Baca juga: BPS Bakal Buka Lowongan 274.000 Petugas Sensus
Lebih lanjut terkait sebaran penduduk Indonesia tahun 2020 per pulau, sebanyak 151 ,6 juta jiwa atau 56,1% penduduk Indonesia ada di Pulau Jawa. Lalu 58,6 juta jiwa atau 21,68% di Pulau Sumatera. Kemudian 19,9 juta jiwa atau 7,36% di Sulawesi, 16,5 juta jiwa atau 6,15% ada di Pulau Kalimantan. Untuk Bali dan Nusa Tenggara sebanyak 15 juta jiwa atau 5,54%. Terakhir Maluku dan Papua sebanyak 8,6 juta jiwa atau 3,17%.

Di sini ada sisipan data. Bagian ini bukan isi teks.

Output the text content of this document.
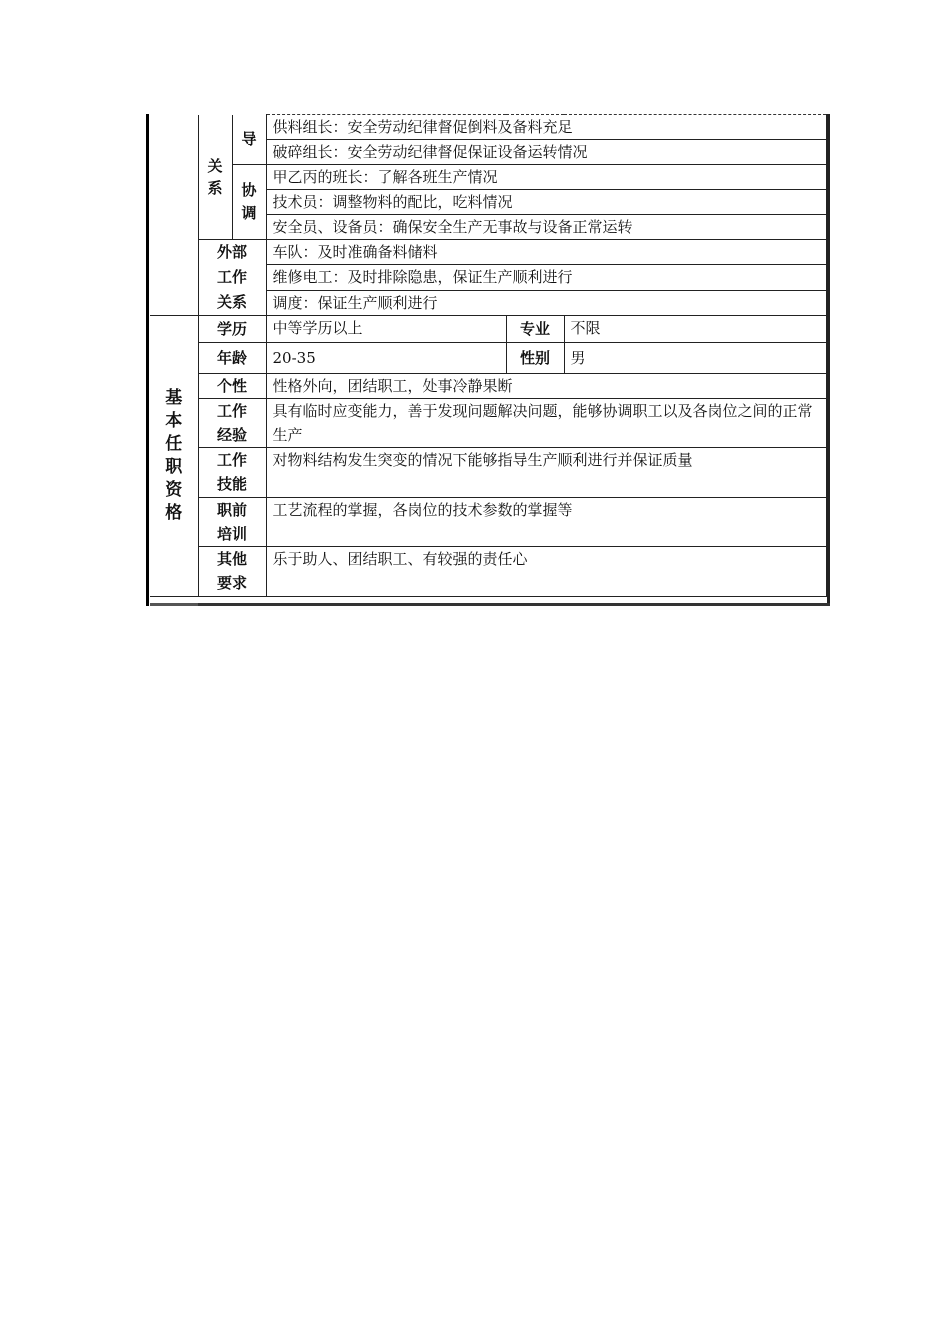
	关系	导	供料组长：安全劳动纪律督促倒料及备料充足		
			破碎组长：安全劳动纪律督促保证设备运转情况		

		协调	甲乙丙的班长：了解各班生产情况		
			技术员：调整物料的配比，吃料情况		
			安全员、设备员：确保安全生产无事故与设备正常运转		

	外部工作关系		车队：及时准确备料储料		
			维修电工：及时排除隐患，保证生产顺利进行		
			调度：保证生产顺利进行		

基本任职资格	学历		中等学历以上	专业	不限
	年龄		20-35	性别	男
	个性		性格外向，团结职工，处事冷静果断		

	工作经验		具有临时应变能力，善于发现问题解决问题，能够协调职工以及各岗位之间的正常生产		

	工作技能		对物料结构发生突变的情况下能够指导生产顺利进行并保证质量		

	职前培训		工艺流程的掌握，各岗位的技术参数的掌握等		

	其他要求		乐于助人、团结职工、有较强的责任心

“Pulau terpadat adalah Pulau Jawa dengan luas 6,75% dari total wilayah Indonesia maka kepadatan 1.171 jiwa per km². Sebagai perbandingan, luas wilayah kalimantan 4 kali pulau jawa tp penduduknya hanya 6,15% dari total penduduk,” ungkapnya.
Suhariyanto menyebutkan bahwa dibandingkan dengan sensus penduduk tahun 2020 dengan sensus-sensus tahun sebelumnya terjadi pergeseran penduduk antar Pulau.
“Misal di 2000, persentase penduduk yang tinggal di pulau jawa adalah 59,1%.Kemudian turun di 2010 57,5% dan 2020 menjadi 56,1%. Sebaliknya penduduk Kalimantan meningkat dari 5,5% di 2000 menjadi 6,15% di 2020. Namun harus diakui pergeseran berjalan lambat karena terkait erat dengan potensi ekonomi dan infrastruktur yang ada,” tuturnya.
Sementara itu lima provinsi dengan jumlah penduduk terbanyak adalah Jawa Barat 48.274.162 jiwa, Jawa Timur 40.665.696 jiwa, Jawa Tengah 36.516.035 jiwa, Sumatera Utara 14.799.361 jiwa dan Banten 11.904.562 jiwa.
Sementara iga provinsi dengan jumlah penduduk terendah adalah Gorontalo 1.171.681 jiwa, Papua Barat 1.134.068,dan Kalimantan Utara 701.814 jiwa.
“Dari jumlah penduduk 270 juta jiwa, kita melihat bahwa jumlah penduduk laki-laki adalah sebesar 50,58% atau 136,66 juta jiwa. Sementara jumlah penduduk perempuan adalah 133,54 juta atau sebesar 49,42%,” pungkasnya.